レモンのリキュールとしては、ほかにもオランダの「レモン・ジュネバー」や、インド洋上仏領レユニオン島の「ル・ヴァルカン・コンバヴァ」、中国の「檸檬酒ニンモンチュウ」などを試したことがあるが、リモンチェロの爽やかさにはかなわない。
日本にもレモンリキュールはある。
誠鏡を作る広島中尾酒蔵が、国産レモン発祥の地(明治31年)、大崎下島の大長地区のレモンを独自の製法で作った果実酒「大長檸檬酒」で、甘みの切れがよく、爽やかな酒である。
レモンのリキュールは、香りの高さと甘みとのバランスが重要なようだ。
これはカクテルでもしかり。
レモンのカクテルといえば、「ジンフィズ」が有名だが、世には甘すぎるものが多く、お子ちゃまのカクテルというイメージがある。

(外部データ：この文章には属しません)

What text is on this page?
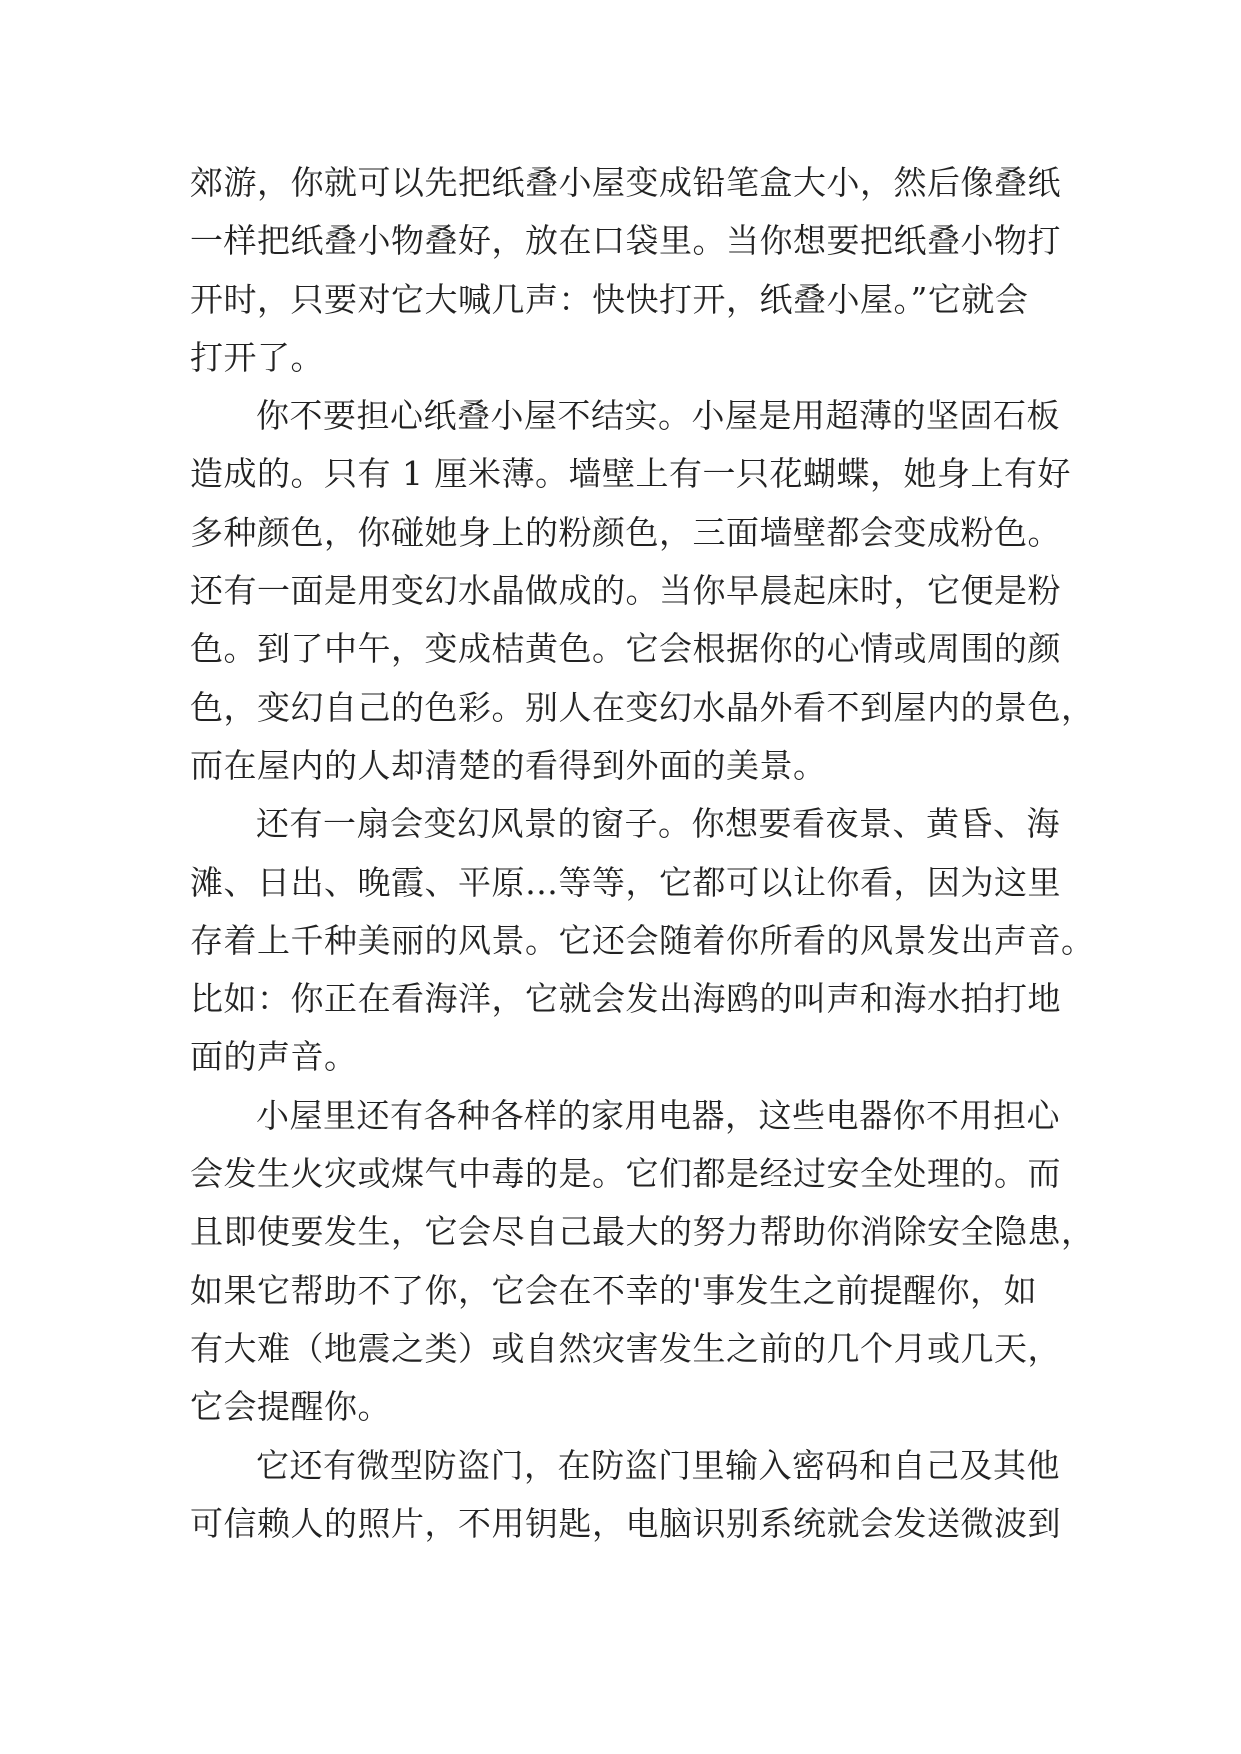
郊游，你就可以先把纸叠小屋变成铅笔盒大小，然后像叠纸
一样把纸叠小物叠好，放在口袋里。当你想要把纸叠小物打
开时，只要对它大喊几声：快快打开，纸叠小屋。”它就会
打开了。
你不要担心纸叠小屋不结实。小屋是用超薄的坚固石板
造成的。只有 1 厘米薄。墙壁上有一只花蝴蝶，她身上有好
多种颜色，你碰她身上的粉颜色，三面墙壁都会变成粉色。
还有一面是用变幻水晶做成的。当你早晨起床时，它便是粉
色。到了中午，变成桔黄色。它会根据你的心情或周围的颜
色，变幻自己的色彩。别人在变幻水晶外看不到屋内的景色，
而在屋内的人却清楚的看得到外面的美景。
还有一扇会变幻风景的窗子。你想要看夜景、黄昏、海
滩、日出、晚霞、平原…等等，它都可以让你看，因为这里
存着上千种美丽的风景。它还会随着你所看的风景发出声音。
比如：你正在看海洋，它就会发出海鸥的叫声和海水拍打地
面的声音。
小屋里还有各种各样的家用电器，这些电器你不用担心
会发生火灾或煤气中毒的是。它们都是经过安全处理的。而
且即使要发生，它会尽自己最大的努力帮助你消除安全隐患，
如果它帮助不了你，它会在不幸的'事发生之前提醒你，如
有大难（地震之类）或自然灾害发生之前的几个月或几天，
它会提醒你。
它还有微型防盗门，在防盗门里输入密码和自己及其他
可信赖人的照片，不用钥匙，电脑识别系统就会发送微波到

1950から60年代の第一次カクテルブームを「バイオレットフィズ」とともに、牽引した花形であったが、いまではあまり飲まれていないようである。
現在の貨幣価値でいえば、一個五百円から千円ほどの高価であった生のレモンの代用として、無果汁のレモンジュースを使っていたため、べったりとした甘さを感じてしまう。
だがあらためて果汁ものを飲んでみると、シンプルながらよく出来たカクテルである。
恵比寿の「ODIN」では、小笠原のレモンを使って仕立てる。
口に含んだ途端、生き生きとレモンの香りが広がり、清涼な空気が体中に満ちていく。甘みもあるが、余韻を残さない、すっきりとした後口である。
飲みやすいとはほめ言葉ではないのだよ、甘いことではないのだよと、お子ちゃまに教えてあげたい味でもある。
BGMは、「愛なんてものを信じてはいけないとレモンの木から教わりなさい。木は美しくて花は可愛いけど、身は酸っぱくて食べられたもんじゃない」と諭す、PPMのレモントゥリーで盛り上げよう。
ジンフィズとは、かくもうまかったかと感嘆させられるのだが、小笠原産の収穫時期である九月から十一月までしか提供しない。
店主の菊池さん、ぜひ夏にも飲めるレモンを探してください。